Fiocruz anuncia produção nacional de terapias celulares contra o câncer
A Fundação Oswaldo Cruz lançou neste sábado o Centro de Desenvolvimento e Produção de Terapias CAR-T, plataforma que viabiliza a fabricação nacional de terapias celulares com preços mais baixos e acesso pelo Sistema Único de Saúde.
Conforme divulgado pela Fiocruz, o produto de alto valor tecnológico estará disponível à população “em um processo que envolve incorporação de tecnologia combinada ao desenvolvimento de estudo clínico”.
O evento contou com a presença do presidente Luiz Inácio Lula da Silva, do ministro da Saúde Alexandre Padilha e do presidente da Fiocruz Mario Moreira, e reúne esforços do Programa para Ampliação e Modernização de Infraestrutura do Complexo Econômico-Industrial da Saúde, vinculado ao Novo PAC, iniciativa que já recebeu investimento de R$ 330 milhões.
Para o ministro da Saúde Alexandre Padilha, a Fiocruz desempenha papel central na disseminação de tecnologias e projetos para a população “Não estamos falando apenas de uma grande indústria de produção tecnológica. Estamos falando de uma instituição que combina inovação, escala e acesso para salvar vidas”.
O projeto vai beneficiar pacientes com leucemia, linfoma e mieloma e opera por meio da modificação das próprias células do paciente, processo descrito pela instituição como: “As células de defesa do paciente são removidas, modificadas geneticamente em laboratório e reintroduzidas na pessoa já ‘reprogramadas’ para combater o câncer”.
Centro de Desenvolvimento Tecnológico e investimentos
Também foi inaugurada a sede exclusiva do Centro de Desenvolvimento Tecnológico em Saúde da Fiocruz, criado em 2002 com apoio do Ministério da Saúde e voltado à geração de conhecimento e ao desenvolvimento tecnológico para produtos e serviços destinados ao SUS.
Com aporte de R$ 370 milhões, a nova sede do CDTS pretende ampliar a capacidade de inovação aplicada a vacinas, fármacos, biofármacos, reativos e métodos de diagnóstico, fortalecendo a soberania tecnológica brasileira e a produção pública de tecnologias de saúde.
Conforme informações oficiais, o Brasil está entre os poucos países com potencial para oferecer esse tipo de terapia de forma gratuita pelo SUS graças a instituições públicas como a Fiocruz, capazes de disponibilizar terapias avançadas em escala.
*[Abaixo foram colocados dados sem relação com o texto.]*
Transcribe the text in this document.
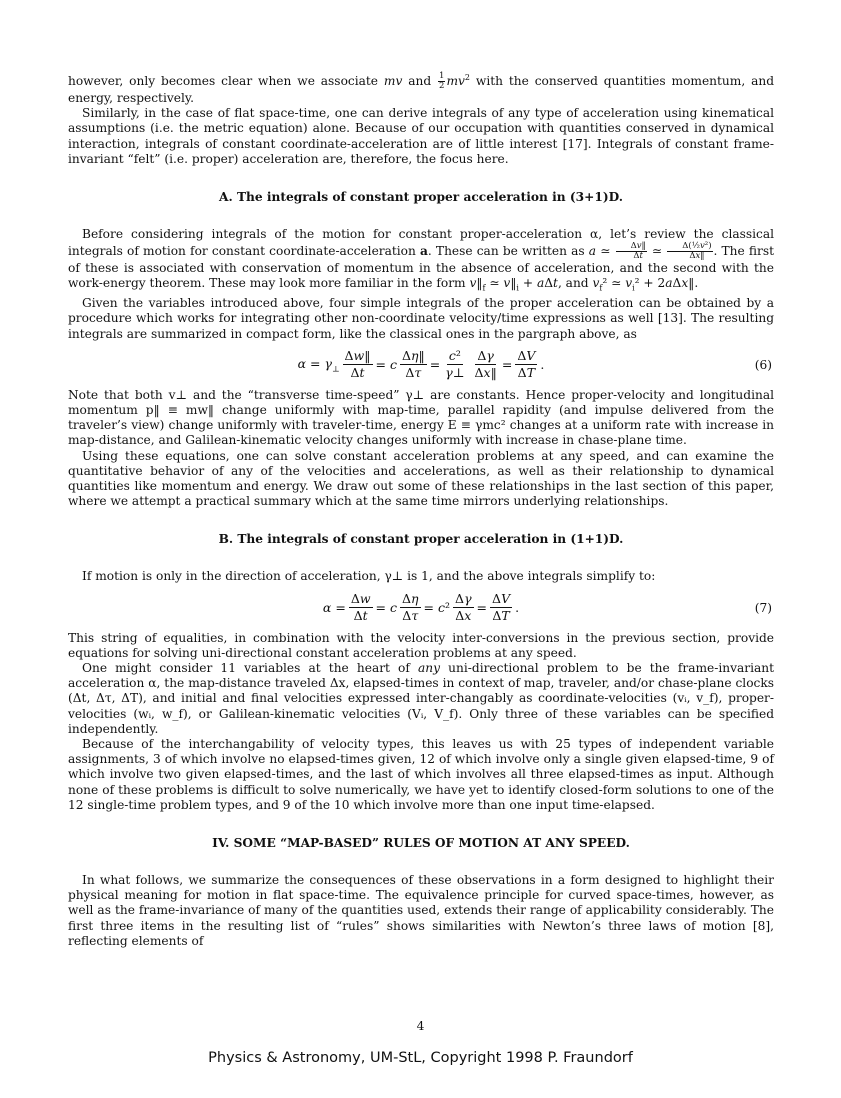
however, only becomes clear when we associate mv and $\frac{1}{2} mv^2$ with the conserved quantities momentum, and energy, respectively.

Similarly, in the case of flat space-time, one can derive integrals of any type of acceleration using kinematical assumptions (i.e. the metric equation) alone. Because of our occupation with quantities conserved in dynamical interaction, integrals of constant coordinate-acceleration are of little interest [17]. Integrals of constant frame-invariant “felt” (i.e. proper) acceleration are, therefore, the focus here.

A. The integrals of constant proper acceleration in (3+1)D.

Before considering integrals of the motion for constant proper-acceleration α, let’s review the classical integrals of motion for constant coordinate-acceleration a. These can be written as a ≃ $\frac{\Delta v‖}{\Delta t}$ ≃ $\frac{\text{Δ(½v²)}}{\Delta x‖}$ . The first of these is associated with conservation of momentum in the absence of acceleration, and the second with the work-energy theorem. These may look more familiar in the form $v‖_f$ ≃ $v‖_i + a\Delta t$, and $v_f^2$ ≃ $v_i^2$ + 2aΔx‖.

Given the variables introduced above, four simple integrals of the proper acceleration can be obtained by a procedure which works for integrating other non-coordinate velocity/time expressions as well [13]. The resulting integrals are summarized in compact form, like the classical ones in the pargraph above, as

$\alpha = \gamma_\perp \frac{\Delta w‖}{\Delta t} = c \frac{\Delta\eta‖}{\Delta\tau} = \frac{\text{c²}}{\gamma\perp} \frac{\Delta\gamma}{\Delta x‖} = \frac{\Delta V}{\Delta T}$ .	(6)

Note that both v⊥ and the “transverse time-speed” γ⊥ are constants. Hence proper-velocity and longitudinal momentum p‖ ≡ mw‖ change uniformly with map-time, parallel rapidity (and impulse delivered from the traveler’s view) change uniformly with traveler-time, energy E ≡ γmc² changes at a uniform rate with increase in map-distance, and Galilean-kinematic velocity changes uniformly with increase in chase-plane time.

Using these equations, one can solve constant acceleration problems at any speed, and can examine the quantitative behavior of any of the velocities and accelerations, as well as their relationship to dynamical quantities like momentum and energy. We draw out some of these relationships in the last section of this paper, where we attempt a practical summary which at the same time mirrors underlying relationships.

B. The integrals of constant proper acceleration in (1+1)D.

If motion is only in the direction of acceleration, γ⊥ is 1, and the above integrals simplify to:

$\alpha = \frac{\Delta w}{\Delta t} = c \frac{\Delta\eta}{\Delta\tau} = c^2 \frac{\Delta\gamma}{\Delta x} = \frac{\Delta V}{\Delta T}$ .	(7)

This string of equalities, in combination with the velocity inter-conversions in the previous section, provide equations for solving uni-directional constant acceleration problems at any speed.

One might consider 11 variables at the heart of any uni-directional problem to be the frame-invariant acceleration α, the map-distance traveled Δx, elapsed-times in context of map, traveler, and/or chase-plane clocks (Δt, Δτ, ΔT), and initial and final velocities expressed inter-changably as coordinate-velocities (vᵢ, v_f), proper-velocities (wᵢ, w_f), or Galilean-kinematic velocities (Vᵢ, V_f). Only three of these variables can be specified independently.

Because of the interchangability of velocity types, this leaves us with 25 types of independent variable assignments, 3 of which involve no elapsed-times given, 12 of which involve only a single given elapsed-time, 9 of which involve two given elapsed-times, and the last of which involves all three elapsed-times as input. Although none of these problems is difficult to solve numerically, we have yet to identify closed-form solutions to one of the 12 single-time problem types, and 9 of the 10 which involve more than one input time-elapsed.

IV. SOME “MAP-BASED” RULES OF MOTION AT ANY SPEED.

In what follows, we summarize the consequences of these observations in a form designed to highlight their physical meaning for motion in flat space-time. The equivalence principle for curved space-times, however, as well as the frame-invariance of many of the quantities used, extends their range of applicability considerably. The first three items in the resulting list of “rules” shows similarities with Newton’s three laws of motion [8], reflecting elements of

4
Physics & Astronomy, UM-StL, Copyright 1998 P. Fraundorf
No lançamento o presidente Lula destacou a importância do investimento em pesquisa e o risco inerente ao financiamento científico “Porque o resultado da pesquisa pode não ser positivo. Aí você pensa: ‘Joguei dinheiro fora’. Não. Você não encontraria petróleo se não fizesse pesquisa. Para tudo tem que ser feito pesquisa”.
O evento também trouxe relatos de pacientes que já passaram por tratamentos semelhantes. Paulo Peregrino, um dos 14 brasileiros submetidos à terapia celular CAR-T realizada pela Universidade de São Paulo em parceria com o Instituto Butantan, participou da cerimônia e descreveu o impacto do procedimento em sua vida “O fato de eu ter essa chance foi Deus e a ciência, porque aconteceu exatamente no momento em que eu precisava. Ter a chance de conseguir ser selecionado e ter o tratamento que tive no HC de São Paulo, pelo SUS, foi uma coisa absolutamente fantástica”.
Segundo relatos sobre o caso, o tratamento aplicado em 2022 tinha custo estimado de R$ 2 milhões, valor que o paciente não teria condição de arcar, e foi oferecido quando outras alternativas já haviam sido tentadas e seu quadro era grave.
Na mesma cerimônia, o programa Agora Tem Especialistas – Caminhos da Saúde recebeu 40 veículos do Serviço de Atendimento Móvel de Urgência destinados a 38 municípios do estado do Rio de Janeiro em ação do governo federal com investimento superior a R$ 23,3 milhões.
Foi feita também a primeira entrega de um microônibus do programa para transporte gratuito de pacientes do SUS que precisam ir a centros de radioterapia ou hemodiálise localizados a mais de 50 quilômetros de distância, além da entrega de uma ambulância ao município de São João de Meriti.
Como forma de valorizar sanitaristas, o presidente e o ministro da Saúde entregaram carteiras profissionais a quatro especialistas, entre elas a carteira entregue às filhas do ex-presidente da Fiocruz Sérgio Arouca, morto em 2003.